Your questions and my short answers:
Is using 个 before a noun which has its special measure-word, grammatically correct?
No, it is not grammatically correct.
How would it sound?
It would sound ungrammatical, but most of the time, you would be understood.
Now, the longer answer:
I am assuming that you're asking from a learner's perspective. If you don't know what the measure word for a specific noun is, what do you do? Is it OK to substitute 个? Is it better to leave it out? Is it better to keep silent and wait till you find out the proper measure word?
I believe learning a language is a long process, during which mistakes are made and risks are taken. If you are in a very formal situation, and any kind of grammatical mistake will be highly embarrassing, then perhaps keep silent and and wait till you find out the proper measure word to use.
In everyday life, however, when you're among friends, or friendly strangers, then perhaps treat it as a learning opportunity, use 个 and if possible, ask if that is correct.
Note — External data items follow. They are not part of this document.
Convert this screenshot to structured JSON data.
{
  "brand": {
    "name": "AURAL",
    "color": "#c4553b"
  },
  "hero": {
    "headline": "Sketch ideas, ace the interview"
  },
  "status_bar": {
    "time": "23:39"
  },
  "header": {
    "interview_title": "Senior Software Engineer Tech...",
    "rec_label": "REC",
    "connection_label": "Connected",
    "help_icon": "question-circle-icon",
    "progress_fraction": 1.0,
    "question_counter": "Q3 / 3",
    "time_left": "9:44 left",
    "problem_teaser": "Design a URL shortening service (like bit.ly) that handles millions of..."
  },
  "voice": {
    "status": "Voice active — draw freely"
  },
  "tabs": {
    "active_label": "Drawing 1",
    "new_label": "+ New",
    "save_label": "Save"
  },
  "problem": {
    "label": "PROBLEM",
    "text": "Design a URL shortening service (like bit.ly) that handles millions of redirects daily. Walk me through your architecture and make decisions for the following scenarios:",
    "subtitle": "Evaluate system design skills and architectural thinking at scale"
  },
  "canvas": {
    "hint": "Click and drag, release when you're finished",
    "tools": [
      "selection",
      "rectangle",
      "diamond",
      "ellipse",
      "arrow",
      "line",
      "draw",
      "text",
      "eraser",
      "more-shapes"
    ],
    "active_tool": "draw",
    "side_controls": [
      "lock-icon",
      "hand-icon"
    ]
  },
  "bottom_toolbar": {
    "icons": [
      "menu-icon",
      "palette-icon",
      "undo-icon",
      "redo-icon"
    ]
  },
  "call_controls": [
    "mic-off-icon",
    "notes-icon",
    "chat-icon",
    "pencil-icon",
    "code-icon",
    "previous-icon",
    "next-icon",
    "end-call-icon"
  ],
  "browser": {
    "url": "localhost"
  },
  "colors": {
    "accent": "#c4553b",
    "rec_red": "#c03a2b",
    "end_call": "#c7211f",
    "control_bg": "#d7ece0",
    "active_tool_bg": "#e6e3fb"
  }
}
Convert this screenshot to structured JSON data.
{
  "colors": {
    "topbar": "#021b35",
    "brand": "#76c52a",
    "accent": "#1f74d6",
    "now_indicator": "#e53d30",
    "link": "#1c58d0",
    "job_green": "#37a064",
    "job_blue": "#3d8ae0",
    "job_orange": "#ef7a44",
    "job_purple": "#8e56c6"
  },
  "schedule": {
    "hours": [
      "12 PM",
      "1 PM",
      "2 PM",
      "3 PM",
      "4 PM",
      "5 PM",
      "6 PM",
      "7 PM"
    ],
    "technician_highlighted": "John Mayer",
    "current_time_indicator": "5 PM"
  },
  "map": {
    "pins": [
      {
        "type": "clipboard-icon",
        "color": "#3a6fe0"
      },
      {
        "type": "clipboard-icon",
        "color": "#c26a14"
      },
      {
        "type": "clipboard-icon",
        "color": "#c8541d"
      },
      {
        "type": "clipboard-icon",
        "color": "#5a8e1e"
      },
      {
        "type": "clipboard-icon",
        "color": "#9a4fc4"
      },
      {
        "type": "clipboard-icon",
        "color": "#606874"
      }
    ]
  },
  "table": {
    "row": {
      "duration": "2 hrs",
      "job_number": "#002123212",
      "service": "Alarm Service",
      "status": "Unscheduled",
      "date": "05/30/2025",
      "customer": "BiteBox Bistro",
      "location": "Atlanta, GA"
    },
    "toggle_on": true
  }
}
Using something, even an incorrect measure word, is always better than leaving out the measure word altogether.
Learning the grammar is of course important. But language learning is not just about grammar. It's also about communicability. Communicate, learn, then communicate properly. It's a long and continuous process.
Having said that, many nouns do have semantic cues that can help you make an intelligent guess as to the correct measure word. Take your time, learn those, and build your confidence. Hope that helps.